Time to dust off those compliance plans and ensure you are prepared for the new regulations, specifically surrounding the Military Lending Act (MLA).
Last July, the Department of Defense (DOD) published a Final Rule to amend its regulation implementing the Military Lending Act, significantly expanding the scope of the existing protections. The new, beefed-up version encompasses new types of creditors and credit products, including credit cards. While the DOD was responsible for implementing the rule, enforcement will be led by the Consumer Financial Protection Bureau (CFPB).
The new rule became effective on October 1, 2015, and compliance is required by October 3, 2016. Compliance, however, with the rules for credit cards is delayed until October 3, 2017.
While there is no formal guidance yet on what federal regulators will look for in reviewing MLA compliance, there are some insights on the law and what’s coming.
Why was MLA enacted?
It was created to provide service members and their dependents with specific protections. As initially implemented in 2007, the law:
- Limited the APR (including fees) for covered products to 36 percent;
- Required military-specific disclosures, and;
- Prohibited creditors from requiring a service member to submit to arbitration in the event of a dispute.
It initially applied to three narrowly-defined “consumer credit” products:
- Closed-end payday loans;
- Closed-end auto title loans; and
- Closed-end tax refund anticipation loans.
What are the latest regulations being applied to the original MLA implemented in 2007?
The new rule expands the definition of “consumer credit” covered by the regulation to more closely align with the definition of credit in the Truth in Lending Act and Regulation Z. This means MLA now covers a wide range of credit transactions, but it does not apply to residential mortgages and credit secured by personal property, such as vehicle purchase loans.
One of the most significant changes is the addition of fees paid “for a credit-related ancillary product sold in connection with the credit transaction.” Although the MAPR limit is 36 percent, ancillary product fees can add up and — especially for accounts that carry a low balance — can quickly exceed the MAPR limit.
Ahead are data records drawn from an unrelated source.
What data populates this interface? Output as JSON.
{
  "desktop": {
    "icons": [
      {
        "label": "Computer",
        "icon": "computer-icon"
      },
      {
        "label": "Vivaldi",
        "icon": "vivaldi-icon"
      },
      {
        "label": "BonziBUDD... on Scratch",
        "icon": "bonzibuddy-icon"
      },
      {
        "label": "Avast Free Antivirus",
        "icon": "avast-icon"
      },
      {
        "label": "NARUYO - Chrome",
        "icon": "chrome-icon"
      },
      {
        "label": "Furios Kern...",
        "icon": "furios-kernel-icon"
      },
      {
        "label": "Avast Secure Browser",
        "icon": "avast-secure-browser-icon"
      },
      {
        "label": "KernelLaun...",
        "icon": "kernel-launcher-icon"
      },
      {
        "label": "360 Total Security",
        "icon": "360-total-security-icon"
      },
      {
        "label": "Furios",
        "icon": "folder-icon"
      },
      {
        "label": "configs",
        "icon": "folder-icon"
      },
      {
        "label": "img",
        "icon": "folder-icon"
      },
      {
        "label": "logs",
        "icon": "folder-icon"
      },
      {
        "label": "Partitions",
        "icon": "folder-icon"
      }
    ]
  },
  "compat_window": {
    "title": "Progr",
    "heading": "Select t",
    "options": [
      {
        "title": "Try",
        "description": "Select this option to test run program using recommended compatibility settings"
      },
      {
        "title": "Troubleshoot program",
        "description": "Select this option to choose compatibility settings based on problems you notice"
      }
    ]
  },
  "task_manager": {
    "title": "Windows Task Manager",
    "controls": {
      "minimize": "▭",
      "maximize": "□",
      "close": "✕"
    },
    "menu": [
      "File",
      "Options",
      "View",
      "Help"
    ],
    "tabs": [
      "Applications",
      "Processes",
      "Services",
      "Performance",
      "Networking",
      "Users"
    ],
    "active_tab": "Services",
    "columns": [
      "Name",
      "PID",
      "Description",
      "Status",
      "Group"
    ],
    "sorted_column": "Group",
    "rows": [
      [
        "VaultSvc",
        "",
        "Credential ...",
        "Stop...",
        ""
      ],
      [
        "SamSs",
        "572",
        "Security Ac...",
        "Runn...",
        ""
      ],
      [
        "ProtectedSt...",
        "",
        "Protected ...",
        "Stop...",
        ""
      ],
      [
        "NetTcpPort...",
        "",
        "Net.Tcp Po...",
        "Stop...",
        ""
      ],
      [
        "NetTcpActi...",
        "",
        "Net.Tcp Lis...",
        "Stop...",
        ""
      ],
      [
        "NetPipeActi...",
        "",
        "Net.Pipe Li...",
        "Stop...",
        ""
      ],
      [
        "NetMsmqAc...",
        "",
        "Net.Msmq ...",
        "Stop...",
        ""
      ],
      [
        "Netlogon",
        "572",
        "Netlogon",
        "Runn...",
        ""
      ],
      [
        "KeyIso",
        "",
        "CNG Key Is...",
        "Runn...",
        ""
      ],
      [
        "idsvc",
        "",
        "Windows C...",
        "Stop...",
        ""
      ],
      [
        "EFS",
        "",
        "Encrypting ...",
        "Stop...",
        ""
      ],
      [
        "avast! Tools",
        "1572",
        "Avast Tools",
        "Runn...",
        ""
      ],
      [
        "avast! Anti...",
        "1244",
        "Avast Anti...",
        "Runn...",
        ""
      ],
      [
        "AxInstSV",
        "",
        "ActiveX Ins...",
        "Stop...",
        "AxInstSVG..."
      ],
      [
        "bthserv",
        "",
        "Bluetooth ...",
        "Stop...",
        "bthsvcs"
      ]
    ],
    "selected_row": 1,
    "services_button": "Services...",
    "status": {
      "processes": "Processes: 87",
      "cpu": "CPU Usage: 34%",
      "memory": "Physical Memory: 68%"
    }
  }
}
The final rule also includes a “safe harbor” from liability for lenders who verify the MLA status of a consumer.
Under the new DOD rule, lenders will have to check each credit applicant to confirm that they are not a service member, spouse, or the dependent of a service member, through a nationwide CRA or the DOD’s own database, known as the DMDC.
The rule also permits the consumer report to be obtained from a reseller that obtains such a report from a nationwide consumer reporting agency. MLA status for dependents under the age of 18 must be verified directly with the DMDC.
Experian will be permitted to gain access to the DMDC data to provide lenders a seamless transaction. In essence, lenders will be able to pull an Experian profile, and MLA status will be flagged.
What is happening between now and October 2016, when lenders must be compliant?
Experian, along with the other national credit bureaus, have been meeting with the DOD and the DMDC to discuss providing the three national bureaus access to its MLA database. Key parties, such as the Financial Services Roundtable and the American Bankers Association, are also working to ease implementation of the safe harbor check for banks and lenders. The end goal is to enable lenders the ability to instantly verify whether an applicant is covered by MLA by the Oct. 1, 2016 compliance date.